Another potential hazard was a political one that depends on how the public judges the Obama administration’s response. In 2005, President George W. Bush stumbled in dealing with Hurricane Katrina in the Gulf and left the impression of a president distant from immense suffering. His presidency never recovered.

Administration officials said they were on top of the accident from the first day. A declaration of national significance — opening the way for greater government involvement — came nine days later, when a new leak was discovered and it was determined that far more oil was leaking from the site than initially estimated.

Obama’s visit to the region
On Sunday, President Barack Obama traveled to southeastern Louisiana to reassure fishermen and others on the Gulf Coast that the government is doing all it can as masses of oil from a pipeline rupture endanger fisheries, oyster beds and beaches.

“Your government will do whatever it takes for as long as it takes to stop this crisis,” Obama said. “We’re dealing with a massive and potentially unprecedented environmental disaster.”

Obama took a brief helicopter tour to view the kinds of marshlands and estuaries threatened by the spill. High winds prevented him from flying over the 30-mile spill itself.

The leaking oil imperils not only the environment but an abundant fishing industry, which Obama called “the heartbeat of the region’s economic life.” In front of a cabin and recreational vehicle park was a plywood sign pleading, “Obama Send Help!!!!”

“We’re going to do everything in our power to protect our natural resources, compensate those who have been harmed, rebuild what has been damaged and help this region persevere like it has done so many times before,” Obama said.

It appeared little could be done in the short term to stem the oil flow, which was also drifting toward the beaches of neighboring Mississippi and farther east along the Florida Panhandle. Obama said the slick was 9 miles off the southeastern Louisiana coast.

Politics of the disaster
An investigation is under way into the cause of the April 20 well explosion and, depending on its outcome, questions may be raised about whether federal regulation of offshore rigs operating in extremely deep waters is sufficient and whether the government is requiring the best available technology to shut off such wells in event of a blowout.

Administration officials have been at pains to explain that Obama’s late March decision to expand offshore oil exploration could be altered as a result of the spill and that stricter safety rules would doubtless be written into leases.

In reality, oil companies and the government lack the technology to prevent the damage from a well gushing oil, killing wildlife and tainting a delicate ecosystem.

Even if the oil stays mostly offshore, the consequences could be dire for sea turtles, dolphins and other deepwater marine life — and microscopic plankton and tiny creatures that are a staple of larger animals’ diets.

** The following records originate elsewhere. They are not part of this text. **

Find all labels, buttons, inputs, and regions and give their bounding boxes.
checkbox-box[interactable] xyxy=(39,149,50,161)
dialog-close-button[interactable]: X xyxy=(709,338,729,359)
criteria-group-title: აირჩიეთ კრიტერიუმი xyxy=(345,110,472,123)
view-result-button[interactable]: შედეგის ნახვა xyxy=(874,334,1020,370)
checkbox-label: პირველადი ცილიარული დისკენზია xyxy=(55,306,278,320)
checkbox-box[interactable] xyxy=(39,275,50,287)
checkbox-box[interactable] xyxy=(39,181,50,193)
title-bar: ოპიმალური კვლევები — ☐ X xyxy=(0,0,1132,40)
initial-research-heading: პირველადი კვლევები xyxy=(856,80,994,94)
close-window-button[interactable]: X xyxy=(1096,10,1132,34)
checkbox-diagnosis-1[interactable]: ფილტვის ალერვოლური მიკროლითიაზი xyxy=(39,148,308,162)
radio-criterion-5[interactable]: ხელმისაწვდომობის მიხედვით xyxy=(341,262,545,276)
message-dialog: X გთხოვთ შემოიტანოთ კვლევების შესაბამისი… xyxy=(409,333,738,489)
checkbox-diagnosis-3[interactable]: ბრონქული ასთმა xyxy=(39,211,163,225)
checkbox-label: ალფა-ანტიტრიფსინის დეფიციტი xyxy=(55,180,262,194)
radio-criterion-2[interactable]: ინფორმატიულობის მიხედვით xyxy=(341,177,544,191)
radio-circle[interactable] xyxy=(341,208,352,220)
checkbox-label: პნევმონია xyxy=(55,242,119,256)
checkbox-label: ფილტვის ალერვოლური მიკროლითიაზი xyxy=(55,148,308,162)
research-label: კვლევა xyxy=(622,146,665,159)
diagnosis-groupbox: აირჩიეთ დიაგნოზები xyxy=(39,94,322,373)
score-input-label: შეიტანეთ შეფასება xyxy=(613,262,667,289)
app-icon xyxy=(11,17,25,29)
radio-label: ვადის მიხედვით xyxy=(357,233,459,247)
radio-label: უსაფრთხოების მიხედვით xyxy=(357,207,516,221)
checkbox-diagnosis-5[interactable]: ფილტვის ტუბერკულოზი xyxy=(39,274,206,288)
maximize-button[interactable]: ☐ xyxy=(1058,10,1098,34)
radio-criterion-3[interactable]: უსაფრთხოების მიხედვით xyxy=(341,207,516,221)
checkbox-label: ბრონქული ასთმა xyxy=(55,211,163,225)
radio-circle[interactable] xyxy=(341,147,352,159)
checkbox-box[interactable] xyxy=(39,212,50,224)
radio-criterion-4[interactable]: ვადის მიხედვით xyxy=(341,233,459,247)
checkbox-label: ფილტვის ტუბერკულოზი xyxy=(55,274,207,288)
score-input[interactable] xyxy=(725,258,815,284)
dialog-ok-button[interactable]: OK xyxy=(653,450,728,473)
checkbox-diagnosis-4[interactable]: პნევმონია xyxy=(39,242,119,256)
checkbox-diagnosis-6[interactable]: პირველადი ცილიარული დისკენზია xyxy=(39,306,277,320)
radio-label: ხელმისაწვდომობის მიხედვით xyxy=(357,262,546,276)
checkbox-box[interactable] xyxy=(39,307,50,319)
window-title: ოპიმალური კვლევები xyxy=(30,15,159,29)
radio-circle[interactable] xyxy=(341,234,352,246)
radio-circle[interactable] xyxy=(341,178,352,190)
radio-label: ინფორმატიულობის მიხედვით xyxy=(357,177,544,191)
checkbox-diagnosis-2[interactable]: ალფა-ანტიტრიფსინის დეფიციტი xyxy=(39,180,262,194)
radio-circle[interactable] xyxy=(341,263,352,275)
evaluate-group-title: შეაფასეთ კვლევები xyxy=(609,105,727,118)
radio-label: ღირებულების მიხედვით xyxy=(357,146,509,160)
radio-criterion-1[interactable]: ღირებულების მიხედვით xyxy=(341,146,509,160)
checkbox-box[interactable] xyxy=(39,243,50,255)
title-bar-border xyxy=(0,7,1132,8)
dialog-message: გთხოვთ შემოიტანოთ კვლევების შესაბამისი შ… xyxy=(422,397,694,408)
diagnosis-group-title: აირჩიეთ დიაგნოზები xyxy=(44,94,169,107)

Moby Solangi, director of the Institute for Marine Mammal Studies in Gulfport, Miss., said at least 20 dead sea turtles were found on the state’s beaches. He said it’s too soon to say whether oil contamination killed them but that it is unusual to have them turning up across such a wide stretch of coast, nearly 30 miles.

Some experts also have said oil could get into the Gulf Stream and flow to the beaches of Florida — and potentially whip around the state’s southern tip and up the Eastern Seaboard. Tourist-magnet beaches and countless wildlife could be ruined.